We walked going to our locker when i suddenly spotted him passing by.

He looked so pretty with his cute eyes that made him looked like a Bunny.

He was carrying his books pressing it together on his chest when someone suddenly stupidly tripped him over.

He fell down making a sound, everyone around him laughed and picked up his hard written notes together with his hard earned essays and they ripped it apart

I was about to get over there to help him and punch those idiot people

I stepped in the crowd they were kicking his notes on him i wanted to help him but i was such a coward, i dont know what to do, my heart was pounding hard

I was raging seeing him suffer and i really hate myself for not helping him out, i just stood there, not doing a thing.

I hate myself.

When Taeyong suddenly pushed the surrounding students and helped his best friend up ,I was so ashamed of myself for not doing what Taeyong just did,

He scolded the students "you people should be fycking ashamed of yourselves! Doing this to someone who didnt even do anything to you! Im so tired of you guys doing this to Doyoungie! " He screamed at those students , he then grabbed the collar of the guy who tripped Doyoung over and slammed him to the hard metal of the locker the guy groaned in pain "if you do that again, i'll make sure that ill be there to kill you" With that he lets go of his grip

The students suddenly took of running for their lives thinking that they'll be next, gosh whats scary about being slammed on the locker? Not if its Taeyong who did it,

Taeyong was helping Doyoung arrange his books and notebooks

"I wont let them do that to you again" taeyong said to doyoung

"Its okay…thanks.." Doyoung said in a mumble

Taeyong just rolled his eyes

I really hate myself for not helping him out and i hate myself that i cant even talk to him! 

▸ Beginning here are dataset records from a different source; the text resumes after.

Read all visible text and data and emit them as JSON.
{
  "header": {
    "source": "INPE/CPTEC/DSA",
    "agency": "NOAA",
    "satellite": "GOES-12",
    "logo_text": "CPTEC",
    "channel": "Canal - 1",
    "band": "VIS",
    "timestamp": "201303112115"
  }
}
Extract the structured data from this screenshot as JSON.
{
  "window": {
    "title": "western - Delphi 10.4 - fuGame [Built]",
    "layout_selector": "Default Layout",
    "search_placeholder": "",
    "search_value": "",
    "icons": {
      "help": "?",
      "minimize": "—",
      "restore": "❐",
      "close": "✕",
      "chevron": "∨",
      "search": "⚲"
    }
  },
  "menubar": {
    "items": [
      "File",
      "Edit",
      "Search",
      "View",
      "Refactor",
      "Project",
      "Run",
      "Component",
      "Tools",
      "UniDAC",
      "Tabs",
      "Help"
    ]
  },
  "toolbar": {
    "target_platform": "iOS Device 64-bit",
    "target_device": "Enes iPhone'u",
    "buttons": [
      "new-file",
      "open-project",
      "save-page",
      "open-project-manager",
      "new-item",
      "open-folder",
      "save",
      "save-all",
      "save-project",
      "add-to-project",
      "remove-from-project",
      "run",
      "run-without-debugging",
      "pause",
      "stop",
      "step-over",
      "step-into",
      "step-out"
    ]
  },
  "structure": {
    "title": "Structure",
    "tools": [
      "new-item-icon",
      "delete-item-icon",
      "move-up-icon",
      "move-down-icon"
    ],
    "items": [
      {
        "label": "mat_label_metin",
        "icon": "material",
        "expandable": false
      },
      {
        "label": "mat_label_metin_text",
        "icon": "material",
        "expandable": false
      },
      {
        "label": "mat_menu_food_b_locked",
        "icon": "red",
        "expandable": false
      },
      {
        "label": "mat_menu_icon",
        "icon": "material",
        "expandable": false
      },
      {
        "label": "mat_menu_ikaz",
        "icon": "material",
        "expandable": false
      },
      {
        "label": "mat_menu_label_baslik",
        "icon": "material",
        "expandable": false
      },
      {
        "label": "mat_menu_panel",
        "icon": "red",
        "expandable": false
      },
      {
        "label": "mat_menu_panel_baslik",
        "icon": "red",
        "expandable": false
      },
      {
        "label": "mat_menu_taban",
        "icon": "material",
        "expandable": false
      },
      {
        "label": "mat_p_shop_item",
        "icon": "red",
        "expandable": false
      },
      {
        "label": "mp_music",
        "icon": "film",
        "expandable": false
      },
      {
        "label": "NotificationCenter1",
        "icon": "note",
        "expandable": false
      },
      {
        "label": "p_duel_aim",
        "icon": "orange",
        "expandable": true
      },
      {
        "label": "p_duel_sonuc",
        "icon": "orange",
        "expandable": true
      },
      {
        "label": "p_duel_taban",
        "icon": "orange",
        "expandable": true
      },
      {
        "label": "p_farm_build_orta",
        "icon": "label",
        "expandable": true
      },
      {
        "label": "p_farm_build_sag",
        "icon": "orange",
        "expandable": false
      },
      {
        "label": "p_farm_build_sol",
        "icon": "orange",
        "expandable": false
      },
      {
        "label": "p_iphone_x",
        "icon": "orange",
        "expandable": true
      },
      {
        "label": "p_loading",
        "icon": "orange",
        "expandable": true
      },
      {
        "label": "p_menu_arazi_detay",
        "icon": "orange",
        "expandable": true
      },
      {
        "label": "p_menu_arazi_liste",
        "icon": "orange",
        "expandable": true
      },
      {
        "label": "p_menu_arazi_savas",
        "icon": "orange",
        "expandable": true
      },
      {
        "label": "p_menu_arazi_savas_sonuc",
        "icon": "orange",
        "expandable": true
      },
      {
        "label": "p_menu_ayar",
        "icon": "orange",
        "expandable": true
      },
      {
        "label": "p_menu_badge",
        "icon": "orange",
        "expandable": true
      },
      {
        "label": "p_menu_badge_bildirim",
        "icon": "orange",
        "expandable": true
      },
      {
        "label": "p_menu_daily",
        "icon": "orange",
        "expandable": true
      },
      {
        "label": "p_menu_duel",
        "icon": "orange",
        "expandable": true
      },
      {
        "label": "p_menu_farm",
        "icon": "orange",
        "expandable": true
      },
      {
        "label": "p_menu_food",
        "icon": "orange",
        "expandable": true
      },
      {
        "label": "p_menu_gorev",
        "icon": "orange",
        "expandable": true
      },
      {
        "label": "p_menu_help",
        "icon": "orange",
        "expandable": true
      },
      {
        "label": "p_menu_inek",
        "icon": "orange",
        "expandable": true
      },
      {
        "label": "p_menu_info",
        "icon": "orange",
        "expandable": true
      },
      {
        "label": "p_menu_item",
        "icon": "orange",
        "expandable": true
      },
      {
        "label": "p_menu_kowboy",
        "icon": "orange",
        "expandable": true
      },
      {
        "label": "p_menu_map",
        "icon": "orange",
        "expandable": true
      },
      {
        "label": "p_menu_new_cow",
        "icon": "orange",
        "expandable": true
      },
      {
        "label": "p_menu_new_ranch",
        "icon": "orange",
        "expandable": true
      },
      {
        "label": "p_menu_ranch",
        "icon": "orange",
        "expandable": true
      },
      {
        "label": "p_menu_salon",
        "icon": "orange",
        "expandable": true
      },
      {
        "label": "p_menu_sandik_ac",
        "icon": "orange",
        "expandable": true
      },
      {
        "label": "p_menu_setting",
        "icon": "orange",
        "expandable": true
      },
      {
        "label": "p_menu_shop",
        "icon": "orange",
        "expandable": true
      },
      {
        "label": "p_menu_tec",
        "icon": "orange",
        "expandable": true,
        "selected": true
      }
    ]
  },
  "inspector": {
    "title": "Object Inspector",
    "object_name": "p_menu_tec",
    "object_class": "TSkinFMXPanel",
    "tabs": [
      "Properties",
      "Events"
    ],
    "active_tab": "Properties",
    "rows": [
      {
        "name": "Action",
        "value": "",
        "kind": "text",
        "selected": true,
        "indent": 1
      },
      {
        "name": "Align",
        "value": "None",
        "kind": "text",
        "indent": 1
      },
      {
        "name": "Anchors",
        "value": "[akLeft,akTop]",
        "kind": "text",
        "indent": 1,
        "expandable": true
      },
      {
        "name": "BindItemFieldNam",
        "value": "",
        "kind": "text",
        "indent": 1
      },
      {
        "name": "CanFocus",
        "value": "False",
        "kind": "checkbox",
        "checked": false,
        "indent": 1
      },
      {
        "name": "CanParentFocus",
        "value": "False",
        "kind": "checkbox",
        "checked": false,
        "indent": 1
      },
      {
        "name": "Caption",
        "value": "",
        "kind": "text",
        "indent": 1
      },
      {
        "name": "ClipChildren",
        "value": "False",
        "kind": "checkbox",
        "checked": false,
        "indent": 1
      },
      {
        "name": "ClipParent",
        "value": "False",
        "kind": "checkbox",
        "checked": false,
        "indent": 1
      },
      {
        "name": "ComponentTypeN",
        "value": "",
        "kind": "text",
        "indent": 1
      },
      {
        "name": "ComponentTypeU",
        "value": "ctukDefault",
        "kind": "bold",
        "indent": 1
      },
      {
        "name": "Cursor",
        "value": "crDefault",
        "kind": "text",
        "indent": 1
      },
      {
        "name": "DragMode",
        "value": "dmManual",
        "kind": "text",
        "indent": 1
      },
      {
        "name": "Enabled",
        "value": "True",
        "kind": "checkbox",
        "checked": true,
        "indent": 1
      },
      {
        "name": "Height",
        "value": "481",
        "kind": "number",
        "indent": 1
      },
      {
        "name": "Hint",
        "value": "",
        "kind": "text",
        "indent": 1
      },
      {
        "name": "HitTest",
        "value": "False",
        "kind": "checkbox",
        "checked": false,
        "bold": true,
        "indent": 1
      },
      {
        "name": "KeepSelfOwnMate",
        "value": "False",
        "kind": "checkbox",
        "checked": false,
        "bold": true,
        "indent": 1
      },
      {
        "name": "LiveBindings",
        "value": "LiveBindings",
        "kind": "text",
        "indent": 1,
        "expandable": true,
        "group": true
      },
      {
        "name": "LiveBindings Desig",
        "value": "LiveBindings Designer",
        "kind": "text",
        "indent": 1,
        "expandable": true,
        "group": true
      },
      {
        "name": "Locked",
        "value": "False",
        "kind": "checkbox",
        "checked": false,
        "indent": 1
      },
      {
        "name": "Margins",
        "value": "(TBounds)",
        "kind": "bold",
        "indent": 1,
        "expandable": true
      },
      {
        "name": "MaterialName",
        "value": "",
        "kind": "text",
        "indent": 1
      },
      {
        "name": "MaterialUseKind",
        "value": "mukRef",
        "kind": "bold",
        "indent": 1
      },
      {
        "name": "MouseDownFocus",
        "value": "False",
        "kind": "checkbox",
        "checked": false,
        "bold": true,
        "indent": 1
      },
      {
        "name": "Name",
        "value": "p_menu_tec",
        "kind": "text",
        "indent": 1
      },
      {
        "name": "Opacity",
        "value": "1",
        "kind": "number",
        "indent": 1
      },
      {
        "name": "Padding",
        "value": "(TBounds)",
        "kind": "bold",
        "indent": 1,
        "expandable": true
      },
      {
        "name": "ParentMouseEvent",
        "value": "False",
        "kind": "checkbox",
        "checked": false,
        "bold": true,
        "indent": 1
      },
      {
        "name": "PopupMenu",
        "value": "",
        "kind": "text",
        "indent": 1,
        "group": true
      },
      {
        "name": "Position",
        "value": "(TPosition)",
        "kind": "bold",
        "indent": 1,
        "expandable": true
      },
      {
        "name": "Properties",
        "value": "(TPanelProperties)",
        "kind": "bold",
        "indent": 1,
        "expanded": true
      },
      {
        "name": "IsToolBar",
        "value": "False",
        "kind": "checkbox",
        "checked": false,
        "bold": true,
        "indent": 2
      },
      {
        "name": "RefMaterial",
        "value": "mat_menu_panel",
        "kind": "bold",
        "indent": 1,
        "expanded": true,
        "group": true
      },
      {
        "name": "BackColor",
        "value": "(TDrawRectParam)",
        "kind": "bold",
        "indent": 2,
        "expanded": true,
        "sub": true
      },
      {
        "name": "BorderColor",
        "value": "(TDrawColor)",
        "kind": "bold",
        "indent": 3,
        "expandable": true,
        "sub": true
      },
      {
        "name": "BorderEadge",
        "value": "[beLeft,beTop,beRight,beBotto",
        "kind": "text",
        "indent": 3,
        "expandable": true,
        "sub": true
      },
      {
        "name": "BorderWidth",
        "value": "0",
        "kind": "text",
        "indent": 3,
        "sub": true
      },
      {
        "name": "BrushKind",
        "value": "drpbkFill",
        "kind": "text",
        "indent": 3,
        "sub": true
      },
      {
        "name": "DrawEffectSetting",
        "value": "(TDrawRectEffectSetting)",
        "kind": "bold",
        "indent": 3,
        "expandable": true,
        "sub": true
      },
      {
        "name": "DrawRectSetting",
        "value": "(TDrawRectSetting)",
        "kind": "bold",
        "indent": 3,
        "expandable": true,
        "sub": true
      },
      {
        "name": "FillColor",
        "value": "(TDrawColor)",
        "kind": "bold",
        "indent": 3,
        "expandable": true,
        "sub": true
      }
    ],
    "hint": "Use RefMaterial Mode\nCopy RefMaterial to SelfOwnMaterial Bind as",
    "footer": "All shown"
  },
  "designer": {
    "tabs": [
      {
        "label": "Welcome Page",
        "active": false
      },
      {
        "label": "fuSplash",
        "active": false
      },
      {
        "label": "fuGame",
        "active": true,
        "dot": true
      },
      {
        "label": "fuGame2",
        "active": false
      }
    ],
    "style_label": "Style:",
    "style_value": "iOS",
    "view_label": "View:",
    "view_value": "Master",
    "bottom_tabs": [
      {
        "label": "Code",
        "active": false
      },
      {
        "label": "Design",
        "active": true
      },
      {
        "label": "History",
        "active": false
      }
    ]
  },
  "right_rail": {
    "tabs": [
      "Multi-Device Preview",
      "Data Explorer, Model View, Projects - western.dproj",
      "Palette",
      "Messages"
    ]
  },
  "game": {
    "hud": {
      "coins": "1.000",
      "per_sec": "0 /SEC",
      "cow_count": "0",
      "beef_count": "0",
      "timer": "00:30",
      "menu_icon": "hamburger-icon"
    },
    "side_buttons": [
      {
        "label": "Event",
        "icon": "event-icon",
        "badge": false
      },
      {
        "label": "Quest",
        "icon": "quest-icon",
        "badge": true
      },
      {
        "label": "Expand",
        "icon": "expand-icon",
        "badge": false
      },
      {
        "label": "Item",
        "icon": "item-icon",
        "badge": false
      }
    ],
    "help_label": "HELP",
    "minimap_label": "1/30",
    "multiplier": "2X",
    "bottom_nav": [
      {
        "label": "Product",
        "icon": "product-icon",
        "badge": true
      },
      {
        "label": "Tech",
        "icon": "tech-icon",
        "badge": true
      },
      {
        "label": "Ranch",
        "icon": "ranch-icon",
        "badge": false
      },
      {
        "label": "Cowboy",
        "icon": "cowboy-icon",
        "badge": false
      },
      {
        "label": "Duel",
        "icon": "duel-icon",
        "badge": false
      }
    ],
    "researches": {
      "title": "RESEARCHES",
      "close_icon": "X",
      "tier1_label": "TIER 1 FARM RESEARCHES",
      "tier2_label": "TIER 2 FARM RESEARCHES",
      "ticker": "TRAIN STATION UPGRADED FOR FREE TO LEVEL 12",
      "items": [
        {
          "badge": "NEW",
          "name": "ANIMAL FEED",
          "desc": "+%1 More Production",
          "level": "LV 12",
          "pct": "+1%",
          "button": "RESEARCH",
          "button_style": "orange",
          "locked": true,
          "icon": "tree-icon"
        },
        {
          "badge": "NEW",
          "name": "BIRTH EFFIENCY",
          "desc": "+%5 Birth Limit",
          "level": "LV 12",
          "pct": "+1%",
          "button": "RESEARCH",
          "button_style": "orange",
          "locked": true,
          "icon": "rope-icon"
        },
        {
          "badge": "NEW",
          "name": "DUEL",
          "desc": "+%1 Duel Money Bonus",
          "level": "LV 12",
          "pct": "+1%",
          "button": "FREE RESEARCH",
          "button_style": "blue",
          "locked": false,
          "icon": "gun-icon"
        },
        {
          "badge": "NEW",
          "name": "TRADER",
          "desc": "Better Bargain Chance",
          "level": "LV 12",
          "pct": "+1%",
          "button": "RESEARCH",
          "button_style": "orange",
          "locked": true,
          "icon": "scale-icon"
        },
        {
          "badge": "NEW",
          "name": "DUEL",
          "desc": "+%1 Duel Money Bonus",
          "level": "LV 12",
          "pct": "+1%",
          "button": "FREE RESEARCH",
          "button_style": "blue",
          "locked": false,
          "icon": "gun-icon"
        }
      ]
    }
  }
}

I cant look at this, i was so jealous of Taeyong that he get to do this to him, because they're friends and they're even neighbors , whenever Taeyong would hang out with Doyoung, me and Kun would just be in the corner giving way for the lovely friendship, i would always stare at him, whenever he caughts me stare at him i would turn my head to another direction, whenever we passed by each other we would make eyecontact and turn our head to another direction to avoid each other and thats it.